I left this post open, so let's close it.
In my specific case, the bottleneck actually turned out to be upstream from the K8S Pod, at the Database. The postgres instance simply wasn't big enough, and was peaking at 100% CPU usage and causing downstream timeouts.
I suspect, but am not certain, that the CPU leveling out on the Pods was simply because the Pods were waiting for response from upstream, and couldn't go about 1 CPU usage because there wasn't anything else for them to do.
Additionally, the Django instances are using Django channels and the ASGI asynchronous model, which is single threaded, and doesn't have the same "child thread" model as UWSGI; another reason -- or maybe the actual reason -- that the CPU usage on the Pod maxes out at 1CPU.
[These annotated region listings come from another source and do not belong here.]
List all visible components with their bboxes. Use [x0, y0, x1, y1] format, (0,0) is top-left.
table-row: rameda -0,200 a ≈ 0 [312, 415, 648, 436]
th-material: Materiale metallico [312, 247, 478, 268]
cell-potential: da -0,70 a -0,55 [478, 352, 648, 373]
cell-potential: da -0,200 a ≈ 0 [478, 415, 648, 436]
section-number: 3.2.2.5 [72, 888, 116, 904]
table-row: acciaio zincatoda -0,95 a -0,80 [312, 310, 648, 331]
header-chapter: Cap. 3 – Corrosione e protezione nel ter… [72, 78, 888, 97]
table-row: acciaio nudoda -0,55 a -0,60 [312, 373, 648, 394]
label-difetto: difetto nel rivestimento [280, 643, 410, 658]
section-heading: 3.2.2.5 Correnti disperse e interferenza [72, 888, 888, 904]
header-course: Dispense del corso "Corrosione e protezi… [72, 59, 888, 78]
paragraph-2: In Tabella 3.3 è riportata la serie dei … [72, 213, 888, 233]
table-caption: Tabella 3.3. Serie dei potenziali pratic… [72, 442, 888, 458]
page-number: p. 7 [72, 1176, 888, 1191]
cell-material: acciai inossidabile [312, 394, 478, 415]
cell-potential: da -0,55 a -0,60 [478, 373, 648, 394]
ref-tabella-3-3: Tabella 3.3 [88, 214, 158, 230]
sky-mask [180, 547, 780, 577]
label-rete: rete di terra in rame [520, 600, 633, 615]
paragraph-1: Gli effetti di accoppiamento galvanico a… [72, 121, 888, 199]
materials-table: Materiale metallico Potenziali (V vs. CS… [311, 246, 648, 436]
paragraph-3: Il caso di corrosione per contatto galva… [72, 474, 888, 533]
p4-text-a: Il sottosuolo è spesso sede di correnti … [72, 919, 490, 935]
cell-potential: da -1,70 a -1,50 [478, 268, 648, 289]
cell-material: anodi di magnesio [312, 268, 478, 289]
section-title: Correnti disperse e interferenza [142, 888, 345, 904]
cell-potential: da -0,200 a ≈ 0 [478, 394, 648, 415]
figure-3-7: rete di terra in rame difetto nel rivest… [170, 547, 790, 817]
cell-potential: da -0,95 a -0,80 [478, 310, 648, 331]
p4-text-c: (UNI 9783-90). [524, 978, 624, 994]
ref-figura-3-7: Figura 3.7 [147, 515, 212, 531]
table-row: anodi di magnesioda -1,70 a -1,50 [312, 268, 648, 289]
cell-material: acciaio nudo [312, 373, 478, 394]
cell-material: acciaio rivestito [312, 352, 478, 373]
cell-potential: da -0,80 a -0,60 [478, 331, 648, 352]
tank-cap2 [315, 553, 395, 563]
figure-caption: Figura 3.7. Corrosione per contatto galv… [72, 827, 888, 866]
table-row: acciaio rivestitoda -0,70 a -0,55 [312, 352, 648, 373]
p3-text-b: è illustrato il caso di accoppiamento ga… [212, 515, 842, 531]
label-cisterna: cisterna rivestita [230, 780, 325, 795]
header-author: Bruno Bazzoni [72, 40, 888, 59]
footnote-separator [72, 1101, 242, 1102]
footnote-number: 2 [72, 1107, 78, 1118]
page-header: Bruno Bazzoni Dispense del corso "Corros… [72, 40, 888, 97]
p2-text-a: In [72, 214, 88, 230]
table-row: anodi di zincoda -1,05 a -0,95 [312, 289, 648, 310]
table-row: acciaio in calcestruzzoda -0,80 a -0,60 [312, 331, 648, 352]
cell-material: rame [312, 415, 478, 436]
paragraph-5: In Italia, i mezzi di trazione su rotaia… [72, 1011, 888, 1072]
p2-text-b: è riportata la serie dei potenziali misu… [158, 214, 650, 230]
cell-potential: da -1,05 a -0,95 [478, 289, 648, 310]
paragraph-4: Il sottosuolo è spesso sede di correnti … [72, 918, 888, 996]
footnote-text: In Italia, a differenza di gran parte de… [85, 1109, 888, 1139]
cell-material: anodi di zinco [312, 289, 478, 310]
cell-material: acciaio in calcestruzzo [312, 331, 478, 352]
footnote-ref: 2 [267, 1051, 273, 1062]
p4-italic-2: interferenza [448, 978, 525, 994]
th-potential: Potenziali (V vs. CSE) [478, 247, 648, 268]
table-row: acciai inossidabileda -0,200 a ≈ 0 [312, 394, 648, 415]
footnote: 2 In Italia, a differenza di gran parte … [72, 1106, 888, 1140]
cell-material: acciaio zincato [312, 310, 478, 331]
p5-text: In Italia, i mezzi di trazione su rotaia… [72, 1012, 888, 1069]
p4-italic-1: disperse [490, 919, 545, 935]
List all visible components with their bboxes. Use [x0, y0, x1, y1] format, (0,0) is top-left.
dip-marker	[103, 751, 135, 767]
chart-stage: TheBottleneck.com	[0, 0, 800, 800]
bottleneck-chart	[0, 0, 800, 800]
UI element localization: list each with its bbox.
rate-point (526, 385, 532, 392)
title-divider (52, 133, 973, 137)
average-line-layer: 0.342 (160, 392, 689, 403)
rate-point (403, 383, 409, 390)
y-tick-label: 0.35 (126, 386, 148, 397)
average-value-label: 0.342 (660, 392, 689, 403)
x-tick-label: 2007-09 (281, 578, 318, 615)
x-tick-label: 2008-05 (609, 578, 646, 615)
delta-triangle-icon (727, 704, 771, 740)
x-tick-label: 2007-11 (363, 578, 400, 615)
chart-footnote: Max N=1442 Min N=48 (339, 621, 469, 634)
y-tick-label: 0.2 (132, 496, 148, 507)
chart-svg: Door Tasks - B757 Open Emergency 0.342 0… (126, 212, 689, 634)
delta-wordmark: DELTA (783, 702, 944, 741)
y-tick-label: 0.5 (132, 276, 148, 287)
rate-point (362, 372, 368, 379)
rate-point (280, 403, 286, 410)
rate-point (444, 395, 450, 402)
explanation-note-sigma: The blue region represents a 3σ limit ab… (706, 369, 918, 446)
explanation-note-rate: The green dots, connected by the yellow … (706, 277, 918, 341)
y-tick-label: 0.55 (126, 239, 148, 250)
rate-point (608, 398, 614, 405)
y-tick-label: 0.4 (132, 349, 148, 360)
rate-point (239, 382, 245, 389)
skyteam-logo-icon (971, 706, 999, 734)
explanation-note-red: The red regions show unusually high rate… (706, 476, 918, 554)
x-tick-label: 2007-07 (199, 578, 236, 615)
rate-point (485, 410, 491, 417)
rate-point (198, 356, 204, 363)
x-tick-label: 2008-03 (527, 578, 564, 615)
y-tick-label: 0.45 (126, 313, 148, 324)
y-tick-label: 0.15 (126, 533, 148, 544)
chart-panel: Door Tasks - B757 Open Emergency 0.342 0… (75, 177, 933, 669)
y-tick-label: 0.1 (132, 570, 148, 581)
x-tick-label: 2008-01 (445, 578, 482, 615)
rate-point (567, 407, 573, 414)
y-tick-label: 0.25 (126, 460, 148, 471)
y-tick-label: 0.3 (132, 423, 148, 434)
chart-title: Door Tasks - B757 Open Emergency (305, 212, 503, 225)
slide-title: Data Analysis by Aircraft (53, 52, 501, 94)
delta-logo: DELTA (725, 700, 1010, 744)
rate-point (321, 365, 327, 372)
So I'm pretty sure the correct way to scale this up is to
- Vertically scale Postgres
- Increase the baseline number of Pods
- Lower the autoscaler (HPA) threshold to scale up and add new Pods
EDIT: Additional information
The issue also has to do with the way the app itself is designed. We are trying to use Django Channels asynchronous python and running htat in a Daphne ASGI container; however, not all of the app is async, and apparently, that's Bad. I did a lot of research into this async vs sync application proplem and resulting deadlocks and while I'm having the dev team redesign the app, I also redesigned the deploy
- Add a uWSGI server to the deployment
- Deploy codebase into two Deployments/Pods
- One has the ASGI Pod
- One has the uWSGI Pod
- Route all ASGI endpoints (there's only one) to the ASGI pod in the Ingress Path rules
- Route all uWSGI endpoints to the sync Pod in the Ingress Path rules
This works; however, I don't have full load testing done yet.